After Independence – From 1900 to 1960, Cuba’s foreign trade was almost exclusively dependent on the United States. This close relationship was bolstered by a myriad of commercial treaties giving preference to American interests. The firm US market for sugar obtained under multiple quota arrangements brought prosperity during times of war but economic distress when the world sugar supply was up. From 1920 to 1945 American and other foreign interests influenced the economy and wielded significant control over both the sugar and banking industries. But Cuba’s primary products, sugar, and tobacco, and much of its pre-1959 manufacturing industry, ensured the nation at least a minimal export economy, and, consequently, foreign economic commerce.
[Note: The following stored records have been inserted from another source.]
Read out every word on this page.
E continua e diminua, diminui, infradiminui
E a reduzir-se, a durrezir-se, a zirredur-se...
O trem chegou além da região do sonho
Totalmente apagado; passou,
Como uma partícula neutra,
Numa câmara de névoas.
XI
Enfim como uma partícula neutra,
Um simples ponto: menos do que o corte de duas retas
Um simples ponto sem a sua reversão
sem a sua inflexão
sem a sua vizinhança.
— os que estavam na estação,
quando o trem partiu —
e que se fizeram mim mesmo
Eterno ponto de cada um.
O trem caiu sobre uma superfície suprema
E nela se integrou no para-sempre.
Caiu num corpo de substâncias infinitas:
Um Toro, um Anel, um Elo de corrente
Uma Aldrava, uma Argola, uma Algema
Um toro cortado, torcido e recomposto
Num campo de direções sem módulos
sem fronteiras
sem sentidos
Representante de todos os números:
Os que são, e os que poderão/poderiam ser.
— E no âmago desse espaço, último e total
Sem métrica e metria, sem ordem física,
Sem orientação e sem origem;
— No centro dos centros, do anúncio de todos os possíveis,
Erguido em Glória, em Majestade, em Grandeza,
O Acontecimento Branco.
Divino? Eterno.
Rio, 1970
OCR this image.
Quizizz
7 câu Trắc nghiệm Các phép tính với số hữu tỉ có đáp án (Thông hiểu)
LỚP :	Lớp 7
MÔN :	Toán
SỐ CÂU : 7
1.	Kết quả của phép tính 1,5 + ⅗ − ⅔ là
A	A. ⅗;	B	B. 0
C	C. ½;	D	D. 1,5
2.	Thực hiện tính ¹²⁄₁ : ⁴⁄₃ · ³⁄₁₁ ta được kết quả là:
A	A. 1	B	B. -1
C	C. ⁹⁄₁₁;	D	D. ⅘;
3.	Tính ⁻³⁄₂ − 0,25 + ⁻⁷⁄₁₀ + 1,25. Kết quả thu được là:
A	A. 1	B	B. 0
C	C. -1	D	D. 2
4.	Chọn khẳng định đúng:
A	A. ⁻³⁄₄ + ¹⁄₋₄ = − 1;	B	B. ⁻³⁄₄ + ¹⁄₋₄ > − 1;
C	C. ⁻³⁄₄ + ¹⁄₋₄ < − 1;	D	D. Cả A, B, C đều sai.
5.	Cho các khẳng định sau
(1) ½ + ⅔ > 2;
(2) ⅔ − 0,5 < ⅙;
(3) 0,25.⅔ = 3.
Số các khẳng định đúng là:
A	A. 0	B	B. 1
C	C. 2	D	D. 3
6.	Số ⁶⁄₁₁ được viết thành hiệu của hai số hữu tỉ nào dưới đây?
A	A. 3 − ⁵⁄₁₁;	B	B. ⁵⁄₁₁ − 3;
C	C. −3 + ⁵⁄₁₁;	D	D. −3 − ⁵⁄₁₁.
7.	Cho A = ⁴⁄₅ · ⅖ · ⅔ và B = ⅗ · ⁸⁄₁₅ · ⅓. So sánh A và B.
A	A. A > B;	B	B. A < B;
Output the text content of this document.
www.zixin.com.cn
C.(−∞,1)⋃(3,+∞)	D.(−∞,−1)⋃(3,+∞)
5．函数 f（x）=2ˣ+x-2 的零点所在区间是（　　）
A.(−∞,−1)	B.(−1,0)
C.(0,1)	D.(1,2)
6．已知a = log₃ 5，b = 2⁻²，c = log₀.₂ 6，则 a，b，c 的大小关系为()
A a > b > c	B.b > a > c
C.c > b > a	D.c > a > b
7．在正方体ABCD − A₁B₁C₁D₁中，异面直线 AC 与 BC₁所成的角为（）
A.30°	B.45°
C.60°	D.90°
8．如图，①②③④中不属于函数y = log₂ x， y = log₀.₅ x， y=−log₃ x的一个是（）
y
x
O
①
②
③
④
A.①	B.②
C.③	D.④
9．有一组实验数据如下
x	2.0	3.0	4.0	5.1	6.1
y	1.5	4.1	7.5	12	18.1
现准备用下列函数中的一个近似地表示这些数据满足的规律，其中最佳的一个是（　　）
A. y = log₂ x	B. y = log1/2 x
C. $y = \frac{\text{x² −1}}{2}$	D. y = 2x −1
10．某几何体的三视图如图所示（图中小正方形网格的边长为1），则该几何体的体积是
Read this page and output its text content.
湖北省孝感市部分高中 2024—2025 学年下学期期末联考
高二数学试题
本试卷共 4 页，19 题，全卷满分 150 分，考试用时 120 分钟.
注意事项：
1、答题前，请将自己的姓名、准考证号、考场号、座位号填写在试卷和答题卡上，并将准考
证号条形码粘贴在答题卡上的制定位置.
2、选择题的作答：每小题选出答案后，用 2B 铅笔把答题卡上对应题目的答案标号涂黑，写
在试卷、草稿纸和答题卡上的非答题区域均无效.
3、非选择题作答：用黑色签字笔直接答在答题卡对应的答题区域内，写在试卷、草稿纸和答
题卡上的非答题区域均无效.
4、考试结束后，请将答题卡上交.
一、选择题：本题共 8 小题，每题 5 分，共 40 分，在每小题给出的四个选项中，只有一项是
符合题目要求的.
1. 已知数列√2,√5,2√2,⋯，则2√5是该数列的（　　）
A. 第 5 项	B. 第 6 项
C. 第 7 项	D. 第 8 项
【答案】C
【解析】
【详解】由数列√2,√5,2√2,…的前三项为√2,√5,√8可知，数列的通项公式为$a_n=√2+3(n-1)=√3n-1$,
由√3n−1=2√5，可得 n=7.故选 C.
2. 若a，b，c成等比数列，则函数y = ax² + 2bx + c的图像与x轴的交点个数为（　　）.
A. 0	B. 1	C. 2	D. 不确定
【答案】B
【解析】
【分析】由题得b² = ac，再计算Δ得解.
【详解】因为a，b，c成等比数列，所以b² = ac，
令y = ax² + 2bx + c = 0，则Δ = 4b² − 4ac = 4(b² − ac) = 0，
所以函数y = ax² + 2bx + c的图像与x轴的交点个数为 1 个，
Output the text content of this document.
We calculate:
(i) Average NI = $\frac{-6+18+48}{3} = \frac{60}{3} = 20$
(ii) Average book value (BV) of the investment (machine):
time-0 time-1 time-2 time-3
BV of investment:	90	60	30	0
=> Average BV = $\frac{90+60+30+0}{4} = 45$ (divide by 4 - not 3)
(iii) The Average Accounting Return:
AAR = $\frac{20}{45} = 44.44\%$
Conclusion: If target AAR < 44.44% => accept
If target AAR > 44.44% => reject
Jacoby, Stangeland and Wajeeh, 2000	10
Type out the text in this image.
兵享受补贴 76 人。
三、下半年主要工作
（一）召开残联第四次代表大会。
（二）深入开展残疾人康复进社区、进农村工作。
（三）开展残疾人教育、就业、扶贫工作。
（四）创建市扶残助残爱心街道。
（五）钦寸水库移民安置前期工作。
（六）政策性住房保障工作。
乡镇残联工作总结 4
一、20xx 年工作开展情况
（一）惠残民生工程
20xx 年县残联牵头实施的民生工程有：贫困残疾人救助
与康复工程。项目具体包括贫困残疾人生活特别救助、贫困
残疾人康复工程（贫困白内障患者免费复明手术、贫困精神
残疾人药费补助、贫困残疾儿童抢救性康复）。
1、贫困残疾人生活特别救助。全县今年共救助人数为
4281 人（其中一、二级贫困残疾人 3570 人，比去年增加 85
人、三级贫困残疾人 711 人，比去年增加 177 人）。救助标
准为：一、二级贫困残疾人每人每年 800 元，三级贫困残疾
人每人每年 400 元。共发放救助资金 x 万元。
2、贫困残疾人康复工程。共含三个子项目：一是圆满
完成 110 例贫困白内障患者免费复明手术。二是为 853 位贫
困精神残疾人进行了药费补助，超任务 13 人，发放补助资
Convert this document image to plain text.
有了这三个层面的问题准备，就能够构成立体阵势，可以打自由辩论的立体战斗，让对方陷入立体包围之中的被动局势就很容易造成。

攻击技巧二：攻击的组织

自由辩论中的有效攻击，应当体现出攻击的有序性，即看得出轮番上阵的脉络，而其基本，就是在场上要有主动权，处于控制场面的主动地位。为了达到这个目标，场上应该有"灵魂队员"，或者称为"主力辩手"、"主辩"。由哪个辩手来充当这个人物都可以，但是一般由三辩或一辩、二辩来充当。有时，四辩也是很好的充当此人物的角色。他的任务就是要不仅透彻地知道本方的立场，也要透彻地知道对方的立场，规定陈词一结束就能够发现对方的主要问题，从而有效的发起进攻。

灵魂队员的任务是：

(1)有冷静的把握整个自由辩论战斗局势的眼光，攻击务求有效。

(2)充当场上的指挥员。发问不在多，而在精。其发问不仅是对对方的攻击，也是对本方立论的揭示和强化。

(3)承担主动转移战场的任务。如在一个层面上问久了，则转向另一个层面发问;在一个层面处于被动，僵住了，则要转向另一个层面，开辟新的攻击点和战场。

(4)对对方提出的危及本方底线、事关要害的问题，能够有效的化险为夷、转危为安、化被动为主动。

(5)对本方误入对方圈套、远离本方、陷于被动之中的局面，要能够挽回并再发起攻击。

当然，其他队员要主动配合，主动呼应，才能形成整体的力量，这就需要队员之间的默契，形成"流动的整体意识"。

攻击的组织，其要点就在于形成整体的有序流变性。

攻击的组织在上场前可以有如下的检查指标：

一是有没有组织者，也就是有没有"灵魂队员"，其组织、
Under the Castro Regime – Since the consolidation of the Revolution of 1959 all foreign trade has been conducted by the government, and since 1960, when all US business interests suffered confiscatory nationalization, no sugar has been sold to the United States, whose response has been the imposition of the United States trade embargo. From then on foreign trade was largely conducted with the Soviet Union and other COMECON countries through some twenty-four foreign trade enterprises inside the Ministry of Foreign Trade. During the 1960s Cuba depended heavily on the willingness of the Eastern bloc nations to purchase most of its sugar crop at above the world market price. This subsidization did not provide Cuba with foreign exchange surpluses but did keep it more depended for its imports on the COMECON nations than it had been on the United States before 1959.
The” Special Period” – Cuba’s essentially barter arrangements with COMECON collapsed with that organization’s demise and the breakup of the Soviet Union at the end of 1989. Cuba’s chief trading partners in the 1990s were Canada, Spain, Mexico, China, France, Russia, Italy, and the Netherlands. The countries of Latin America together accounted for a third of Cuba’s total overseas trade.